Table: Sample LEO/GEO Performance Metrics (S- and Ka-band, single-sat, 3GPP TR 38.821 calibration) (Figaro et al., 8 Jan 2026)
| Orbit | Band | Max Throughput | One-way Delay | Peak SNR | Area Capacity Density |
|---|---|---|---|---|---|
| LEO 600 km | Ka | 302.7 Mbps | 4–8 ms | 8.5 dB | 170 kbps/km² |
| GEO 35,786 | Ka | 469.9 Mbps | 120 ms | 11.6 dB | 1.4 kbps/km² |
| LEO 600 km | S | 76.4 Mbps | 4–8 ms | 6.6 dB | — |
| GEO 35,786 | S | 21.7 Mbps | 120 ms | 0 dB | — |
Key observations: LEO offers order-of-magnitude latency advantage and higher area capacity density; GEO saturates at higher absolute throughput due to larger BW/EIRP but performance is challenged by path loss and delay (Figaro et al., 8 Jan 2026, Shang et al., 3 Nov 2025).
6. Open Challenges and Future Research Trajectories
- HARQ/ARQ protocol design: Large RTT/propagation delays stretch conventional mechanisms. New schemes and extended timers (buffering, window, redundancy).
- Reliance on GNSS: Satellite/UE synchronization and Doppler pre-compensation depend on GNSS, which is vulnerable to spoofing/jamming.

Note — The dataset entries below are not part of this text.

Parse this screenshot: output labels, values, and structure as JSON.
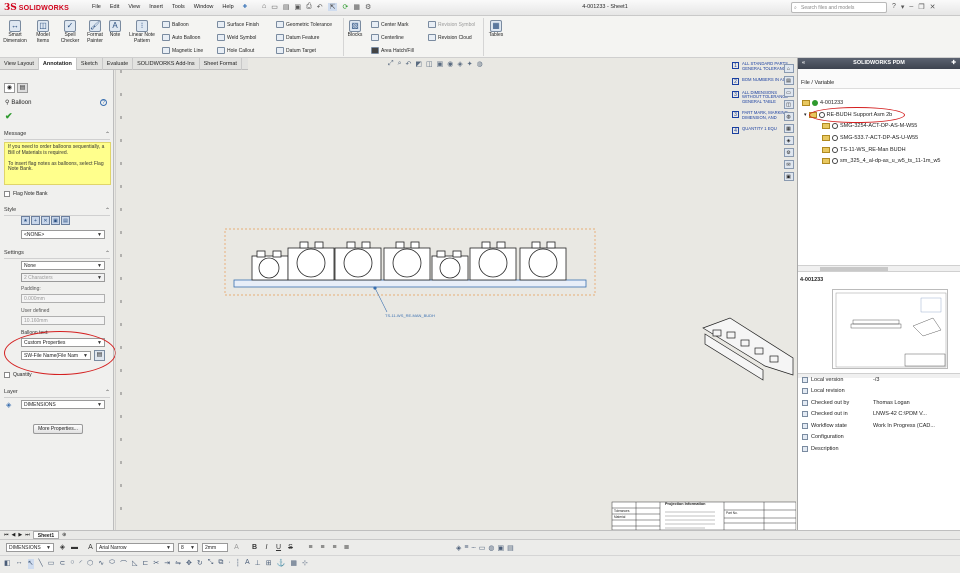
{
  "app": {
    "brand_ds": "3S",
    "brand_name": "SOLIDWORKS"
  },
  "menu": [
    "File",
    "Edit",
    "View",
    "Insert",
    "Tools",
    "Window",
    "Help"
  ],
  "window_title": "4-001233 - Sheet1",
  "search": {
    "placeholder": "Search files and models"
  },
  "ribbon": {
    "smart_dimension": "Smart Dimension",
    "model_items": "Model Items",
    "spell_checker": "Spell Checker",
    "format_painter": "Format Painter",
    "note": "Note",
    "linear_note_pattern": "Linear Note Pattern",
    "balloon": "Balloon",
    "auto_balloon": "Auto Balloon",
    "magnetic_line": "Magnetic Line",
    "surface_finish": "Surface Finish",
    "weld_symbol": "Weld Symbol",
    "hole_callout": "Hole Callout",
    "geometric_tolerance": "Geometric Tolerance",
    "datum_feature": "Datum Feature",
    "datum_target": "Datum Target",
    "blocks": "Blocks",
    "center_mark": "Center Mark",
    "centerline": "Centerline",
    "area_hatch": "Area Hatch/Fill",
    "revision_symbol": "Revision Symbol",
    "revision_cloud": "Revision Cloud",
    "tables": "Tables"
  },
  "cmd_tabs": [
    "View Layout",
    "Annotation",
    "Sketch",
    "Evaluate",
    "SOLIDWORKS Add-Ins",
    "Sheet Format"
  ],
  "propertymanager": {
    "title": "Balloon",
    "message_heading": "Message",
    "message_p1": "If you need to order balloons sequentially, a Bill of Materials is required.",
    "message_p2": "To insert flag notes as balloons, select Flag Note Bank.",
    "flag_note_bank": "Flag Note Bank",
    "style_heading": "Style",
    "style_value": "<NONE>",
    "settings_heading": "Settings",
    "settings_style": "None",
    "settings_size": "2 Characters",
    "padding_label": "Padding:",
    "padding_value": "0.000mm",
    "user_defined_label": "User defined",
    "user_defined_value": "10.160mm",
    "balloon_text_label": "Balloon text:",
    "balloon_text_value": "Custom Properties",
    "property_value": "SW-File Name(File Nam",
    "quantity": "Quantity",
    "layer_heading": "Layer",
    "layer_value": "DIMENSIONS",
    "more_properties": "More Properties..."
  },
  "drawing": {
    "balloon_leader_text": "TS-11-WS_RE-MAN_BUDH",
    "notes": [
      {
        "num": "1",
        "text": "ALL STANDARD PARTS GENERAL TOLERANCE"
      },
      {
        "num": "2",
        "text": "BOM NUMBERS IN ACC"
      },
      {
        "num": "3",
        "text": "ALL DIMENSIONS WITHOUT TOLERANCE GENERAL TABLE"
      },
      {
        "num": "3",
        "text": "PART MARK, MARKING DIMENSION, AND"
      },
      {
        "num": "4",
        "text": "QUANTITY 1 EQU"
      }
    ],
    "title_block_fields": [
      "Projection Information",
      "Tolerances",
      "Material",
      "Part No."
    ]
  },
  "pdm": {
    "title": "SOLIDWORKS PDM",
    "col_header": "File / Variable",
    "tree": [
      {
        "label": "4-001233",
        "level": 0
      },
      {
        "label": "RE-BUDH Support Asm 2b",
        "level": 1
      },
      {
        "label": "SMG-3254-ACT-DP-AS-M-W55",
        "level": 2
      },
      {
        "label": "SMG-533.7-ACT-DP-AS-U-W55",
        "level": 2
      },
      {
        "label": "TS-11-WS_RE-Man BUDH",
        "level": 2
      },
      {
        "label": "sm_325_4_al-dp-as_u_w5_ts_11-1m_w5",
        "level": 2
      }
    ],
    "preview_label": "4-001233",
    "properties": [
      {
        "key": "Local version",
        "value": "-/3"
      },
      {
        "key": "Local revision",
        "value": ""
      },
      {
        "key": "Checked out by",
        "value": "Thomas Logan"
      },
      {
        "key": "Checked out in",
        "value": "LNWS-42  C:\\PDM V..."
      },
      {
        "key": "Workflow state",
        "value": "Work In Progress (CAD..."
      },
      {
        "key": "Configuration",
        "value": ""
      },
      {
        "key": "Description",
        "value": ""
      }
    ]
  },
  "sheet_tab": "Sheet1",
  "format_bar": {
    "layer": "DIMENSIONS",
    "font": "Arial Narrow",
    "size": "8",
    "height": "2mm"
  }
}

GNSS-resilient operations and alternative timing protocols are required (Figaro et al., 8 Jan 2026).
- Interference and coexistence: Multi-layer (GEO/LEO/HAP/UAV/TN) spectrum sharing, rate-splitting, and cognitive access, dynamic interference management across systems (Wang et al., 2024).
- Security and privacy in network slicing: Lightweight isolation and authentication mechanisms per slice topologies, especially for dynamic SD-NTN (Wang et al., 2024).
- Cross-layer and distributed AI: Federated/distributed ML for resource control, dynamic switching among centralized, decentralized, and federated learning according to topology, latency, privacy, and compute constraints (Aygul et al., 2022, Al-Hraishawi et al., 2023, Nguyen et al., 2024).
- E2E orchestration: Digital-twin-based network control, on-board edge processing, O-RAN adoption for flexible NTN orchestration (Al-Hraishawi et al., 2023, Nguyen et al., 2024).
- Next-gen physical-layer: Design of THz/optical ISLs, RIS/IRS for reconfigurable coverage, adaptive waveforms robust against ultra-high Doppler and delay (Araniti et al., 2021, Shang et al., 3 Nov 2025).
7. Standardization and Practical Deployment
- 3GPP NR NTN (Rel-17–Rel-20): Ongoing inclusion of satellite direct access, regenerative payloads, enhanced frequency bands (L/S/Ka), GNSS-resiliency, advanced mobility & handover, RedCap/IoT extensions (Rossato et al., 21 Jan 2026, Figaro et al., 8 Jan 2026, Majamaa, 2023).
- Interoperability and scaling: Focus on practical issues (gateway placement, beam/user density, feeder/gateway link variability, dual connectivity form-factors, uplink power constraints) and the massive scaling expected in NTNs (e.g., >10,000 LEO satellites) (Hernandez et al., 2023, Rossato et al., 21 Jan 2026).
- Industry/field validation: LEO and GEO constellations (Starlink, OneWeb, HughesNet) have demonstrated >100 Mbps/user, LEO round-trip delays <40 ms, with full 3GPP NR integration and open-source evaluation suites (e.g., ns3-NTN) available for E2E validation (Figaro et al., 8 Jan 2026, Azari et al., 2021).
NTNs, as a fundamental 6G pillar, are rapidly advancing toward seamless, software-defined, AI-orchestrated, energy-efficient, and globally available space–air–ground communication fabrics (Wang et al., 2024, Nguyen et al., 2024, Majamaa, 2023, Rossato et al., 21 Jan 2026, Wang et al., 13 Jan 2025).